Carolina Hurricanes winger Andrei Svechnikov is ahead of schedule in his recovery from reconstructive knee surgery performed in March and will likely be cleared to play by the start of the 2023-24 regular season, general manager Don Waddell told The Athletic’s Michael Russo today.
Svechnikov tore an ACL ligament just after the trade deadline had passed, resulting in surgery that kept him out for the remainder of the 2022-23 regular season and playoffs. It was a gigantic blow to the scoring ability of a Hurricanes team that still managed to reach the Eastern Conference Final without him but lost in a sweep to the Florida Panthers. Carolina has now lost three consecutive Conference Final series without winning a game – in fact, the franchise, despite all their recent success, has not won a game in the final two postseason rounds since winning the Stanley Cup in 2006.
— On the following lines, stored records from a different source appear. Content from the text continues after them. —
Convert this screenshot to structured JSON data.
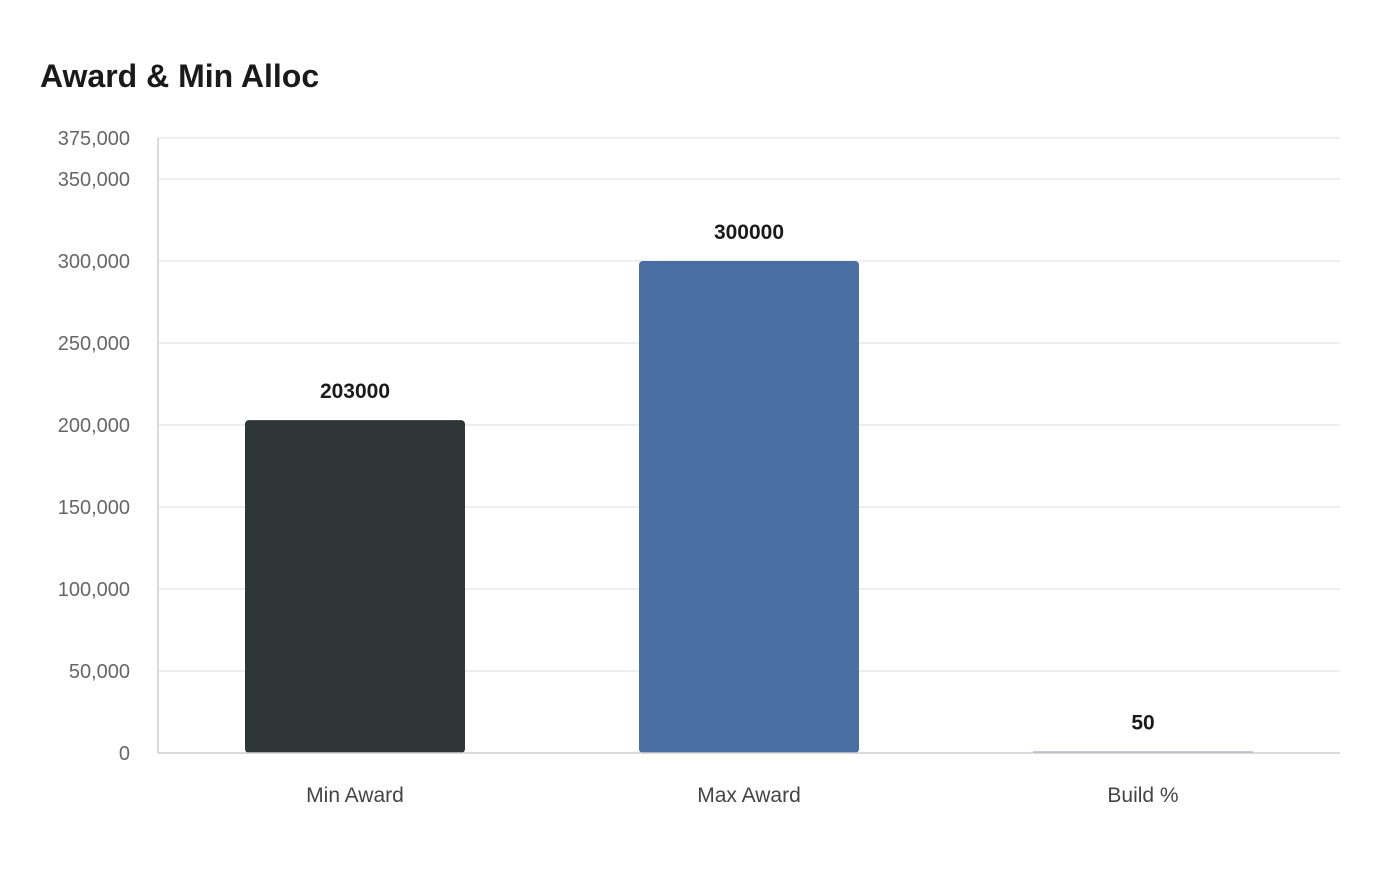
{
  "chart_data": {
    "type": "bar",
    "title": "Award & Min Alloc",
    "categories": [
      "Min Award",
      "Max Award",
      "Build %"
    ],
    "values": [
      203000,
      300000,
      50
    ],
    "data_labels": [
      "203000",
      "300000",
      "50"
    ],
    "bar_colors": [
      "#2e3537",
      "#4b6ea3",
      "#8a9ab3"
    ],
    "ylim": [
      0,
      375000
    ],
    "yticks": [
      0,
      50000,
      100000,
      150000,
      200000,
      250000,
      300000,
      350000,
      375000
    ],
    "ytick_labels": [
      "0",
      "50,000",
      "100,000",
      "150,000",
      "200,000",
      "250,000",
      "300,000",
      "350,000",
      "375,000"
    ],
    "xlabel": "",
    "ylabel": "",
    "grid": true,
    "legend": "none"
  }
}
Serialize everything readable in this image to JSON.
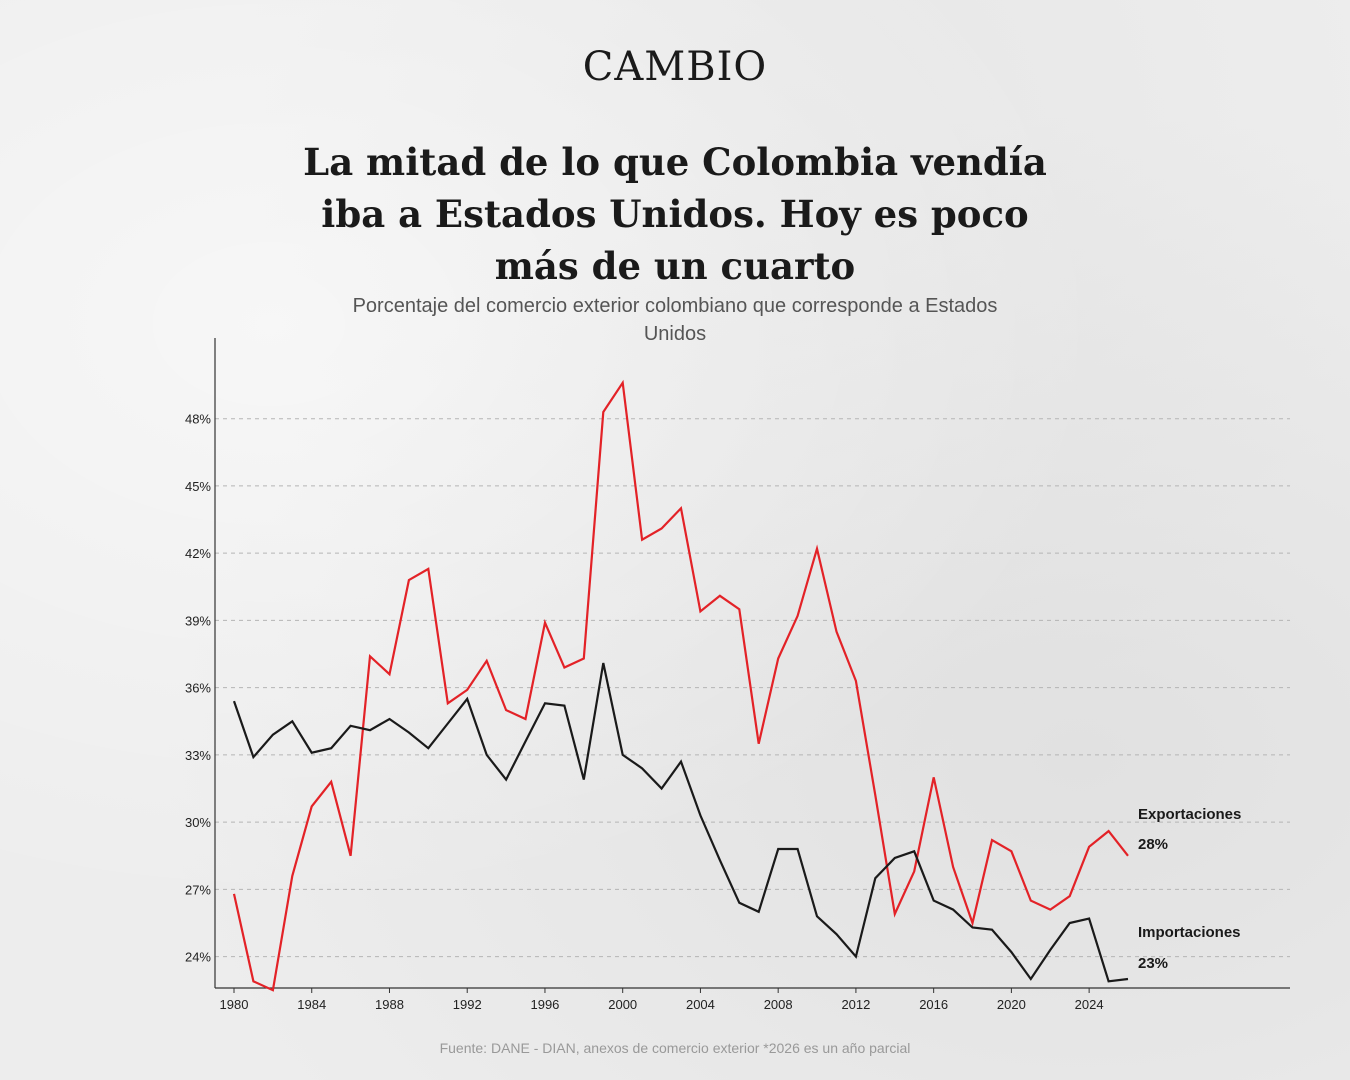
{
  "header": {
    "logo": "CAMBIO",
    "title": "La mitad de lo que Colombia vendía iba a Estados Unidos. Hoy es poco más de un cuarto",
    "subtitle": "Porcentaje del comercio exterior colombiano que corresponde a Estados Unidos"
  },
  "footer": {
    "source": "Fuente: DANE - DIAN, anexos de comercio exterior *2026 es un año parcial"
  },
  "chart_data": {
    "type": "line",
    "title": "La mitad de lo que Colombia vendía iba a Estados Unidos. Hoy es poco más de un cuarto",
    "subtitle": "Porcentaje del comercio exterior colombiano que corresponde a Estados Unidos",
    "xlabel": "",
    "ylabel": "",
    "xlim": [
      1980,
      2026
    ],
    "ylim": [
      22.6,
      51.6
    ],
    "grid": "horizontal dashed",
    "x_ticks": [
      "1980",
      "1984",
      "1988",
      "1992",
      "1996",
      "2000",
      "2004",
      "2008",
      "2012",
      "2016",
      "2020",
      "2024"
    ],
    "y_ticks": [
      "24%",
      "27%",
      "30%",
      "33%",
      "36%",
      "39%",
      "42%",
      "45%",
      "48%"
    ],
    "y_tick_values": [
      24,
      27,
      30,
      33,
      36,
      39,
      42,
      45,
      48
    ],
    "x": [
      1980,
      1981,
      1982,
      1983,
      1984,
      1985,
      1986,
      1987,
      1988,
      1989,
      1990,
      1991,
      1992,
      1993,
      1994,
      1995,
      1996,
      1997,
      1998,
      1999,
      2000,
      2001,
      2002,
      2003,
      2004,
      2005,
      2006,
      2007,
      2008,
      2009,
      2010,
      2011,
      2012,
      2013,
      2014,
      2015,
      2016,
      2017,
      2018,
      2019,
      2020,
      2021,
      2022,
      2023,
      2024,
      2025,
      2026
    ],
    "series": [
      {
        "key": "exportaciones",
        "name": "Exportaciones",
        "end_label": "28%",
        "color": "#e32227",
        "values": [
          26.8,
          22.9,
          22.5,
          27.6,
          30.7,
          31.8,
          28.5,
          37.4,
          36.6,
          40.8,
          41.3,
          35.3,
          35.9,
          37.2,
          35.0,
          34.6,
          38.9,
          36.9,
          37.3,
          48.3,
          49.6,
          42.6,
          43.1,
          44.0,
          39.4,
          40.1,
          39.5,
          33.5,
          37.3,
          39.2,
          42.2,
          38.5,
          36.3,
          31.2,
          25.9,
          27.8,
          32.0,
          28.0,
          25.5,
          29.2,
          28.7,
          26.5,
          26.1,
          26.7,
          28.9,
          29.6,
          28.5
        ]
      },
      {
        "key": "importaciones",
        "name": "Importaciones",
        "end_label": "23%",
        "color": "#1a1a1a",
        "values": [
          35.4,
          32.9,
          33.9,
          34.5,
          33.1,
          33.3,
          34.3,
          34.1,
          34.6,
          34.0,
          33.3,
          34.4,
          35.5,
          33.0,
          31.9,
          33.6,
          35.3,
          35.2,
          31.9,
          37.1,
          33.0,
          32.4,
          31.5,
          32.7,
          30.3,
          28.3,
          26.4,
          26.0,
          28.8,
          28.8,
          25.8,
          25.0,
          24.0,
          27.5,
          28.4,
          28.7,
          26.5,
          26.1,
          25.3,
          25.2,
          24.2,
          23.0,
          24.3,
          25.5,
          25.7,
          22.9,
          23.0
        ]
      }
    ]
  }
}
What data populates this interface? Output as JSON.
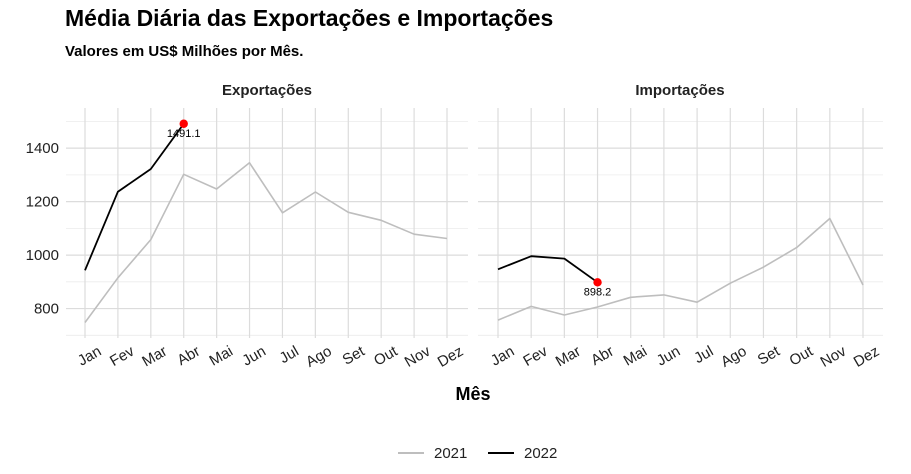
{
  "chart_data": {
    "type": "line",
    "title": "Média Diária das Exportações e Importações",
    "subtitle": "Valores em US$ Milhões por Mês.",
    "xlabel": "Mês",
    "ylabel": "",
    "categories": [
      "Jan",
      "Fev",
      "Mar",
      "Abr",
      "Mai",
      "Jun",
      "Jul",
      "Ago",
      "Set",
      "Out",
      "Nov",
      "Dez"
    ],
    "y_ticks": [
      800,
      1000,
      1200,
      1400
    ],
    "ylim": [
      690,
      1550
    ],
    "grid": true,
    "legend_position": "bottom",
    "colors": {
      "2021": "#bebebe",
      "2022": "#000000",
      "highlight": "#ff0000"
    },
    "facets": [
      {
        "name": "Exportações",
        "series": [
          {
            "name": "2021",
            "values": [
              748,
              915,
              1058,
              1302,
              1247,
              1345,
              1158,
              1236,
              1160,
              1130,
              1078,
              1062
            ]
          },
          {
            "name": "2022",
            "values": [
              943,
              1237,
              1322,
              1491.1
            ]
          }
        ],
        "highlight": {
          "category": "Abr",
          "value": 1491.1,
          "label": "1491.1"
        }
      },
      {
        "name": "Importações",
        "series": [
          {
            "name": "2021",
            "values": [
              757,
              808,
              776,
              806,
              842,
              851,
              824,
              895,
              955,
              1028,
              1137,
              888
            ]
          },
          {
            "name": "2022",
            "values": [
              947,
              996,
              987,
              898.2
            ]
          }
        ],
        "highlight": {
          "category": "Abr",
          "value": 898.2,
          "label": "898.2"
        }
      }
    ]
  }
}
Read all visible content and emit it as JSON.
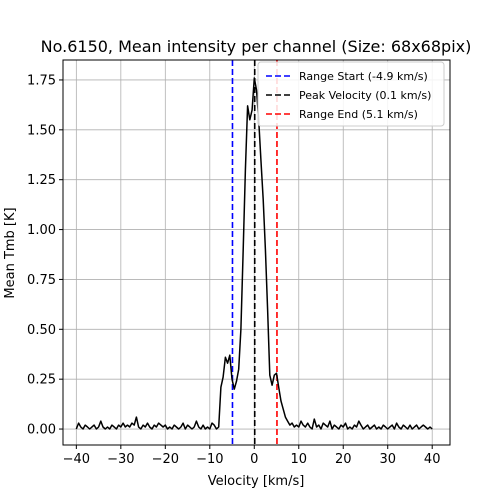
{
  "chart_data": {
    "type": "line",
    "title": "No.6150, Mean intensity per channel (Size: 68x68pix)",
    "xlabel": "Velocity [km/s]",
    "ylabel": "Mean Tmb [K]",
    "xlim": [
      -43,
      44
    ],
    "ylim": [
      -0.08,
      1.85
    ],
    "grid": true,
    "legend_position": "top-right",
    "x_ticks": [
      -40,
      -30,
      -20,
      -10,
      0,
      10,
      20,
      30,
      40
    ],
    "x_tick_labels": [
      "−40",
      "−30",
      "−20",
      "−10",
      "0",
      "10",
      "20",
      "30",
      "40"
    ],
    "y_ticks": [
      0.0,
      0.25,
      0.5,
      0.75,
      1.0,
      1.25,
      1.5,
      1.75
    ],
    "y_tick_labels": [
      "0.00",
      "0.25",
      "0.50",
      "0.75",
      "1.00",
      "1.25",
      "1.50",
      "1.75"
    ],
    "series": [
      {
        "name": "",
        "color": "#000000",
        "x": [
          -40,
          -39.5,
          -39,
          -38.5,
          -38,
          -37.5,
          -37,
          -36.5,
          -36,
          -35.5,
          -35,
          -34.5,
          -34,
          -33.5,
          -33,
          -32.5,
          -32,
          -31.5,
          -31,
          -30.5,
          -30,
          -29.5,
          -29,
          -28.5,
          -28,
          -27.5,
          -27,
          -26.5,
          -26,
          -25.5,
          -25,
          -24.5,
          -24,
          -23.5,
          -23,
          -22.5,
          -22,
          -21.5,
          -21,
          -20.5,
          -20,
          -19.5,
          -19,
          -18.5,
          -18,
          -17.5,
          -17,
          -16.5,
          -16,
          -15.5,
          -15,
          -14.5,
          -14,
          -13.5,
          -13,
          -12.5,
          -12,
          -11.5,
          -11,
          -10.5,
          -10,
          -9.5,
          -9,
          -8.5,
          -8,
          -7.5,
          -7,
          -6.5,
          -6,
          -5.5,
          -5,
          -4.5,
          -4,
          -3.5,
          -3,
          -2.5,
          -2,
          -1.5,
          -1,
          -0.5,
          0,
          0.5,
          1,
          1.5,
          2,
          2.5,
          3,
          3.5,
          4,
          4.5,
          5,
          5.5,
          6,
          6.5,
          7,
          7.5,
          8,
          8.5,
          9,
          9.5,
          10,
          10.5,
          11,
          11.5,
          12,
          12.5,
          13,
          13.5,
          14,
          14.5,
          15,
          15.5,
          16,
          16.5,
          17,
          17.5,
          18,
          18.5,
          19,
          19.5,
          20,
          20.5,
          21,
          21.5,
          22,
          22.5,
          23,
          23.5,
          24,
          24.5,
          25,
          25.5,
          26,
          26.5,
          27,
          27.5,
          28,
          28.5,
          29,
          29.5,
          30,
          30.5,
          31,
          31.5,
          32,
          32.5,
          33,
          33.5,
          34,
          34.5,
          35,
          35.5,
          36,
          36.5,
          37,
          37.5,
          38,
          38.5,
          39,
          39.5,
          40
        ],
        "y": [
          0.0,
          0.03,
          0.01,
          0.0,
          0.02,
          0.01,
          0.0,
          0.01,
          0.02,
          0.0,
          0.01,
          0.04,
          0.01,
          0.0,
          0.01,
          0.0,
          0.02,
          0.01,
          0.0,
          0.02,
          0.01,
          0.03,
          0.01,
          0.02,
          0.01,
          0.03,
          0.02,
          0.06,
          0.01,
          0.0,
          0.02,
          0.01,
          0.03,
          0.01,
          0.0,
          0.02,
          0.01,
          0.03,
          0.02,
          0.01,
          0.02,
          0.0,
          0.01,
          0.0,
          0.02,
          0.01,
          0.0,
          0.01,
          0.03,
          0.0,
          0.02,
          0.01,
          0.0,
          0.01,
          0.04,
          0.01,
          0.0,
          0.02,
          0.0,
          0.01,
          0.0,
          0.03,
          0.02,
          0.0,
          0.01,
          0.21,
          0.26,
          0.36,
          0.33,
          0.37,
          0.25,
          0.2,
          0.24,
          0.3,
          0.5,
          0.9,
          1.3,
          1.62,
          1.55,
          1.6,
          1.76,
          1.7,
          1.55,
          1.35,
          1.15,
          0.9,
          0.6,
          0.27,
          0.22,
          0.27,
          0.28,
          0.21,
          0.14,
          0.1,
          0.06,
          0.04,
          0.02,
          0.03,
          0.01,
          0.02,
          0.01,
          0.04,
          0.02,
          0.01,
          0.03,
          0.01,
          0.0,
          0.05,
          0.01,
          0.02,
          0.0,
          0.03,
          0.02,
          0.01,
          0.04,
          0.0,
          0.02,
          0.01,
          0.0,
          0.02,
          0.01,
          0.03,
          0.0,
          0.01,
          0.0,
          0.02,
          0.01,
          0.04,
          0.02,
          0.0,
          0.01,
          0.02,
          0.0,
          0.01,
          0.02,
          0.0,
          0.01,
          0.0,
          0.02,
          0.01,
          0.0,
          0.01,
          0.02,
          0.0,
          0.03,
          0.01,
          0.0,
          0.02,
          0.01,
          0.0,
          0.02,
          0.0,
          0.01,
          0.02,
          0.0,
          0.01,
          0.02,
          0.01,
          0.0,
          0.01,
          0.0
        ]
      }
    ],
    "vlines": [
      {
        "label": "Range Start (-4.9 km/s)",
        "x": -4.9,
        "color": "#0000ff"
      },
      {
        "label": "Peak Velocity (0.1 km/s)",
        "x": 0.1,
        "color": "#000000"
      },
      {
        "label": "Range End (5.1 km/s)",
        "x": 5.1,
        "color": "#ff0000"
      }
    ]
  }
}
Being ready for the start of the regular season was always a possibility but never a certainty. The standard recovery timeline for his procedure is six to nine months, meaning he could have returned as early as training camp but as late as the Christmas break. There’s been a tone of optimism around Svechnikov’s recovery all summer after he started skating in mid-July, but Waddell stopped short of saying he’d be ready to go for the season opener as soon as last month.
A healthy and confident Svechnikov will be a core piece in helping the Hurricanes get over the hump and again compete for a Stanley Cup. After reshaping their blueline to have the most depth in the league, thanks to adds like Dmitry Orlov, Anthony DeAngelo and Caleb Jones, the Hurricanes are in the conversation for President’s Trophy favorites ahead of puck drop on 2023-24.
Svechnikov is entering the third season of an eight-year, $62MM contract signed before the 2021-22 campaign. The 23-year-old is still looking to eclipse the point-per-game mark for the first time but was still on pace for back-to-back 30-goal seasons before the ACL tear ended his campaign prematurely. He totalled 23 goals, 32 points and 55 points in 64 games last year and has accumulated 112 goals in 347 games throughout his NHL career.
He’s currently projected to help anchor the team’s second forward line on the left wing, with Jesperi Kotkaniemi down the middle and Martin Necas on the right flank. That line controlled 56.9% of expected goals at even strength through 231 minutes together last season, per MoneyPuck. Youngster Seth Jarvis and free-agent acquisition Michael Bunting could get primary even-strength ice time with Sebastian Aho as their center to start the season.